There’s a conversation going on in comics right now that I think is very interesting. It’s about the role, responsibilities, and perception of the artist—mostly pencillers/inkers, but colorists and letterers as well—in the comics industry. It’s wide-ranging, and I thought it would be beneficial to gather most of the posts to date in one place, both for any journalists who are thinking about writing about it and other people who are curious, but don’t know where to start. A lot of these posts are responses to or build off other conversations.
I don’t have everything. Twitter’s a big part of the conversation, as is tumblr, but it’s impossible to stay on top of everything, especially as more voices start talking. This is just the beginning. If you see a link I haven’t posted, drop a comment below.
-Declan Shalvey, comics artist, answers a tumblr question about comics reviews before talking a bit about how reviewers talk about art.
-Andy Khouri, writer about comics, explored Brian Stelfreeze’s work on Day Men, and what that may mean for comics artists in general. He talks about how we credit artists, how we credit writers, and how basic logistics often forces artists into complicated situations.
-Dennis Culver, artist, rounded up a few tweets he made on the subject of critics, artists, and comics. It spins from how critics do their job to why artists should be considered co-authors/storytellers, and why talking about art is vital.
-I wrote about Andy and Dennis’s posts, quoting Dennis’s in its entirety, and added my own thoughts on how we appreciate artists in comics from the perspective of a fan and critic.
-Amy Reeder, artist, responds to and builds on my post and talks about what drives her to buy comics, and talks about the greater trend of undervaluing artists.
-Amy Reeder & Brandon Montclare, collaborators, discuss their experience at San Diego Comic-con 2013 and also the role of the artist in production.
-Nolan T Jones, writer, takes issue with a few of Horrocks’s points and speaks from the perspective of a writer on the subject.
-Sloane Leong, artist, talks about comics industry logistics by way of a Pacific Rim graphic novel, and talks about why the assembly line method of making comics actually hurts the artform.
-Amy Reeder & Brandon Montclare, collaborators, talk specifically about the role of artists in comics, with plenty of frank talk from writer Montclare and artist Reeder on their expectations and frustrations.
-Podcaster Pat Loika gathers artists Gabriel Hardman, Reilly Brown, Declan Shalvey, and Nick Pitarra to talk about the subject du jour in a conversation that’s as pointed as it is funny.
-Dennis Culver, artist, gathers more tweets, this time discussing the economics of being a comics artist and the relationship between writers and artists.
-Costa Koutsoutis, writer, replies to Dennis Culver’s recent post about economics and discusses the effort writers put forth in creating scripts.
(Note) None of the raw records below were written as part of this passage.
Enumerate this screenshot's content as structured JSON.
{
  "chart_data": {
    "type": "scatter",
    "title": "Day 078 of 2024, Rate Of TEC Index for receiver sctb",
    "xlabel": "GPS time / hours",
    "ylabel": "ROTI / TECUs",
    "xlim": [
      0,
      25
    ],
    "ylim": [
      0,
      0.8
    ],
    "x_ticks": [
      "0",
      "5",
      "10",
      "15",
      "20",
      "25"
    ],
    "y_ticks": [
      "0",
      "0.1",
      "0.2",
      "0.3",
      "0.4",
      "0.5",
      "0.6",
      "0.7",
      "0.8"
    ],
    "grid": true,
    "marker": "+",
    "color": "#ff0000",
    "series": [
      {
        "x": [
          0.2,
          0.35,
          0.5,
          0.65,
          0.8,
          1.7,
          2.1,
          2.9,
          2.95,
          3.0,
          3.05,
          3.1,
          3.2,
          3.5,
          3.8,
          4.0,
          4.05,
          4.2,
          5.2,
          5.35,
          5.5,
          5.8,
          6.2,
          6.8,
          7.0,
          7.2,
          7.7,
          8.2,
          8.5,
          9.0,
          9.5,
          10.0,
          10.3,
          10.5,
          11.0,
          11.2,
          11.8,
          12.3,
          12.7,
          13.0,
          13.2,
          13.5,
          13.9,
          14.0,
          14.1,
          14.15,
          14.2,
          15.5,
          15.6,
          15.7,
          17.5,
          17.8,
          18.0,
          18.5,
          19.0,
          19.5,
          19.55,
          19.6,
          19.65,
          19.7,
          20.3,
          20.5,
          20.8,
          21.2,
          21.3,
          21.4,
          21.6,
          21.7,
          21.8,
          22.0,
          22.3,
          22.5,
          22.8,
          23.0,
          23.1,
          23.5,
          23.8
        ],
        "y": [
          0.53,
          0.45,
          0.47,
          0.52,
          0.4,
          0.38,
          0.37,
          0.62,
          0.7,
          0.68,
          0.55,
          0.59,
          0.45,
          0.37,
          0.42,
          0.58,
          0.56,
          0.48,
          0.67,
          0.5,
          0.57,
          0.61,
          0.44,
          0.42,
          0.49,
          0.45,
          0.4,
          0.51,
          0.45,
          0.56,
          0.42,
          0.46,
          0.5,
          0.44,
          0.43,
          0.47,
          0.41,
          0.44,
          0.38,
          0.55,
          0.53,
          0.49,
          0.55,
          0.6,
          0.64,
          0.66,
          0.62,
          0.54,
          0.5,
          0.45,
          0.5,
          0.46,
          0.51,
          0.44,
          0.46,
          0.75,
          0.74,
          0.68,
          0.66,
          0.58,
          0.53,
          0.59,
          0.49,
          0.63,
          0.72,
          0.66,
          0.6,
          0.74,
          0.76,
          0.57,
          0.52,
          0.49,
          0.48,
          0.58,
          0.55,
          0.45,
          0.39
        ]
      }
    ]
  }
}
-Leia Weathington, writer, talks about her position when it comes to working with artists and honor. Weathington’s response was sparked by a tweet conversation that I believe begins here before fracturing all over the place. This was packaged into Storify from Weathington’s tweets by Erika Moen, an artist.
-Michael May, writer about comics, builds off a statement from Declan Shalvey and talks about why reviewers need to talk more about art.
-Sloane Leong, artist, discusses the differences in responsibility between writers and artists and looks at the various options creators have for deals.
-Paul Allor, writer, talks about writers and artists from the POV of a working & aspiring writer, in addition to talking about the ways writers view working with and paying artists.
-Paul Allor, writer, talks about the unique aspects of comics collaboration and explores ideas about the way credit is divvied up or displayed.
-Bryan Hitch, artist, talks to Kiel Phegley at CBR about working on corporate comics and feeling underappreciated, despite his history with the company and position in the industry.
-Pat Barrett, artist, talks about the New Yorker improperly crediting a drawing of Iron Man and (briefly) their history with comics.
-Shea Hennum, writer about comics, looks at the idea of visual consistency, particularly in terms of Prophet, a comic with a fistful of artists on regular duty.
-Val Staples, colorist, speaks to Steve Morris at The Beat about life as a colorist, including details on how long books take and vacations when freelance.
-Brigid Alverson at Robot 6 takes a close look at writer Jeremy Holt’s comments on Twitter about pay & artists, and the large comments section discusses journalistic standards, paying in comics, and personal experiences.
-The Beat (no specific byline) talks about writers paying artists and the varying responsibilities of each creator in the comics-creating process.
-Antony Johnston, writer, talks about the debate in general terms and the specifics of making comics, including advice for how to do better as a reader and creator.
-Amy Reeder, artist, on what artists actually do with a writer’s script, and the varying difficulties both sides have in getting work.
-David Fairbanks, writer about comics, on the idea of cheapening your art by working for free, and collaborative partnerships.